JURNALANYE : Perempuan, Pernikahan dan Pasar.
Hallo teman, kembali bersamaku Anye. Dalam Jurnalanye kali ini, aku akan membawa teman-teman semua untuk memikirkan lagi tentang konsep pernikahan dan pasar. Sebetulnya, menulis ini adalah tantangan tersendiri bagiku yang tidak tahu apa-apa. Jadi teman-teman pembaca bisa menilai sendiri persepsiku mengenai Pasar dalam pernikahan.
Sebenarnya, ada banyak faktor yang memengaruhi pemikiran ini. di mulai dari konsep mahar dalam pernikahan, konsep pasar tentang struktur transaksinya dan banyak hal yang jika kita lihat lebih dalam, hal itu masuk akal adanya.
Apa itu pernikahan?
Menurutku, pernikahan merupakan sistem sosial yang mengharuskan manusia untuk membentuk satu kelompok kecil dalam negara yaitu keluarga. Coba kita bayangkan misalnya jika kita hidup sendirian tanpa adanya keluarga. Apa yang terjadi? pastilah kita akan hidup dengan penuh ketidakteraturan, menjadi kriminal atau orang yang tidak memiliki tempat untuk pulang— Home/House. Pernikahan bertujuan untuk mengatur individu kecil yang ada di dalamnya. Kita sebagai manusia pastinya memiliki tanggung jawab dan hak. dan bentuk terkecil dari pemenuhan tersebut, ada dalam keluarga.

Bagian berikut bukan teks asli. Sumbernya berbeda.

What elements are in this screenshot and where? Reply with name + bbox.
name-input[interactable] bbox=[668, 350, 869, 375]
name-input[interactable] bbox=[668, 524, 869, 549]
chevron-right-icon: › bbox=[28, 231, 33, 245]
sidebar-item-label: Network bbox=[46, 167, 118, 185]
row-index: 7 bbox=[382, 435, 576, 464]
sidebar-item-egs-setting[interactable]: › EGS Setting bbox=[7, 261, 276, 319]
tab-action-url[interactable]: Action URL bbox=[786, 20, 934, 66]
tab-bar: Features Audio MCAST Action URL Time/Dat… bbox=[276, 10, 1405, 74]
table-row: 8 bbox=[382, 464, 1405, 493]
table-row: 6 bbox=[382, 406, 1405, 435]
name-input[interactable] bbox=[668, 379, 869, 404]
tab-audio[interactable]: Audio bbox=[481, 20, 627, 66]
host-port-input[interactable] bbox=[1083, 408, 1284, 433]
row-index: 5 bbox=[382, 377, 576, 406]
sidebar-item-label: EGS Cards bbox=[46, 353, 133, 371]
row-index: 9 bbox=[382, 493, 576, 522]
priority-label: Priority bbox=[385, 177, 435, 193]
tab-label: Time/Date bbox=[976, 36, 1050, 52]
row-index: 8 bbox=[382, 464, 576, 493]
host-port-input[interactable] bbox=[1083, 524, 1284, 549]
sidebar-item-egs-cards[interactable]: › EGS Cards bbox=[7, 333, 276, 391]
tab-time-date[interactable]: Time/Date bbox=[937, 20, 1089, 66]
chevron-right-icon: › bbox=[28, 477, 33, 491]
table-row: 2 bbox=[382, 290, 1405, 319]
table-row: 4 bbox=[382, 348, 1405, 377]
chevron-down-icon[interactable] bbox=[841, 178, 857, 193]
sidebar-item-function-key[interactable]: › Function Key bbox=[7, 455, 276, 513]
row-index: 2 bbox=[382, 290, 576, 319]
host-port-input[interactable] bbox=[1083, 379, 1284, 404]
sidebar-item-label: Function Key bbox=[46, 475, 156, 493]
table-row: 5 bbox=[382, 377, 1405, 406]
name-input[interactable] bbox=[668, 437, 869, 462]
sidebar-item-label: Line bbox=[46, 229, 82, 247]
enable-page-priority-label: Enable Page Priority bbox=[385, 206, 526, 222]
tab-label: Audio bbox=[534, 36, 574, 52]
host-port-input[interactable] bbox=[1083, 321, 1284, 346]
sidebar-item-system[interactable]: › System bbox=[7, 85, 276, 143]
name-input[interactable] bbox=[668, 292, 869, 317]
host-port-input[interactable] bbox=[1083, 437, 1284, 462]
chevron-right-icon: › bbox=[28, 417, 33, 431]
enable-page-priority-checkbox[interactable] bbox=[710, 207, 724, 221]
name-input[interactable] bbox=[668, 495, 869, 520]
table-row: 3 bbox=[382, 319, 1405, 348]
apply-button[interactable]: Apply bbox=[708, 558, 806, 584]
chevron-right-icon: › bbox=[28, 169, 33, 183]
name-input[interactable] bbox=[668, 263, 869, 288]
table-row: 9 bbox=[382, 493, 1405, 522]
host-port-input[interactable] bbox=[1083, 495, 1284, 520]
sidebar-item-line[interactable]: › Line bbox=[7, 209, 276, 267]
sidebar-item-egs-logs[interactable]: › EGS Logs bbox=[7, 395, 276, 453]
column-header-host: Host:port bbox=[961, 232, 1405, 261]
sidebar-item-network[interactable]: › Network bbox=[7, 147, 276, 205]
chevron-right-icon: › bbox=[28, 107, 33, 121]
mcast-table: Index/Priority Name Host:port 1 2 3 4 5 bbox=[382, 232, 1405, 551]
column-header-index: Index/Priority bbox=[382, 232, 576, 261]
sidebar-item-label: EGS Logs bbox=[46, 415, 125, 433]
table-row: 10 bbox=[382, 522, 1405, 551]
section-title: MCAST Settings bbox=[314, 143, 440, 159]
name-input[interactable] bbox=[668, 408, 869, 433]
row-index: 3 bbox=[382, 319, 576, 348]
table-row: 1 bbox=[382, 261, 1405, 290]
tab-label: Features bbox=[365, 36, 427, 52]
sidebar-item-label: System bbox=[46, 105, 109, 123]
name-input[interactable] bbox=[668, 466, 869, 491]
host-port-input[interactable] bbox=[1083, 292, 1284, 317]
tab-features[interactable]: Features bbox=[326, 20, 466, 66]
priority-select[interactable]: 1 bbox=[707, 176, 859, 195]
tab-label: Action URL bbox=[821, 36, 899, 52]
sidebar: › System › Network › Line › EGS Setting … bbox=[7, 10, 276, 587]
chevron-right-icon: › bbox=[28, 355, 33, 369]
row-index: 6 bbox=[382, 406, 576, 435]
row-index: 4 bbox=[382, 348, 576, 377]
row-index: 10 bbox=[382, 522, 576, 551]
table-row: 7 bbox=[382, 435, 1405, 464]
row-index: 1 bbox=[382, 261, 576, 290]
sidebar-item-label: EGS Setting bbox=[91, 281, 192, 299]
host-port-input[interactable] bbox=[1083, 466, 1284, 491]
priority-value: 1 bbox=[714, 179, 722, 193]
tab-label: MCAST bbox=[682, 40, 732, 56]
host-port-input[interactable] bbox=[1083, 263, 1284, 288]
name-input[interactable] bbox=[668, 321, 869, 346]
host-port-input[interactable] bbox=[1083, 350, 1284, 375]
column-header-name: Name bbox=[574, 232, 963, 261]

Baik, sekarang kita masuk pada kesakralan pernikahan ini. Budaya masyarakat Indonesia sangat beragam. Dalam pernikahan artinya ada satu individu yang menjadi bagian dari keluarga lain. Penerimaan itulah yang membuat pernikahan bukanlah hal yang sepele. Ia hadir dalam bentuk yang sakral dan suci. Maka dari itu, pemilihan atas anggota baru yang masuk pada satu budaya keluarga lainnya, haruslah baik. Ntah itu dari paras, jabatan, kekayaan dan nilai jual dari seseorang. Namun, apakah itu semua bisa dikatakan transaksi?
Konsep Pasar dan Pernikahan.
Aku berikan contoh. Misalnya kita pergi ke pasar untuk membeli buah jeruk. Setelah sampai di sana, kita akan memilih buah jeruk yang manis, bagus bentuknya, cerah warnanya dan terlihat tidak busuk. Hal ini sama dengan berjalannya proses pra pernikahan, di mana laki-laki akan mencari perempuan yang sempurna— baik secara fisik, jiwa dan nilai. Begitupun sebaliknya.
Ketika pencarian terhadap pasangan sudah berhasil ditemukan. Pastilah sejoli memikirkan pernikahan. Dalam melamar seorang perempuan, laki-laki haruslah menyiapkan mahar sesuai dengan keinginan keluarga atau calon mempelai itu sendiri. Menariknya adalah, prosesi itu hampir sama dengan struktural pasar. Di mana perempuan sebagai objek yang bernilai dan laki-laki sebagai pembeli. Itu artinya ada transaksi di dalam konsep pernikahan.
Semua hal dikendalikan oleh kehendak pasar.
Aku menganggap bahwa pasar berpegang erat pada massa. Hal itulah yang memengaruhi konstruksi sosial dalam masyarakat. Standar kecantikan perempuan kian hari kian dipersempit sehingga membuat perempuan tidak lebih leluasa mencintai dirinya sendiri. Misalnya di Indonesia, perempuan yang cantik adalah perempuan yang memiliki kulit putih, mancung dan kelopak mata yang indah. Berbeda halnya dengan di Indonesia, Standar kecantikan di Amerika adalah perempuan yang memiliki kulit sawo matang, bibir tebal dan pipi yang tirus. Tapi apa itu cantik? Semua orang punya definisi yang berbeda-beda tentang kecantikan bukan?
Namun nyatanya, strategi pemasaran perusahaan kosmetik, fashion, dll sangat berpengaruh pada pola pikir perempuan tentang apa itu kecantikan. Sehingga, indikasi dari aspek sosial, ekonomi, pendidikan dan pernikahan perempuan selalu terperangkap pada pola pikir "harus cantik" menurut standar yang dibentuk oleh pasar. Cara pandang perempuan mengenai dunia ini berangsur-angsur sempit dan kecil. Kebanyakan dari perempuan menganggap hidup hanya untuk menikah dengan orang kaya atau hidup untuk tampil cantik dan glamor. Perempuan jadi mengacuhkan esensi dirinya sebagai manusia yang berakal. Tak heran jika perempuan menjadi bahan olok-olokan sekarang ini. Karena mereka adalah subjek yang terkucilkan baik dalam sistem pasar dan sosial.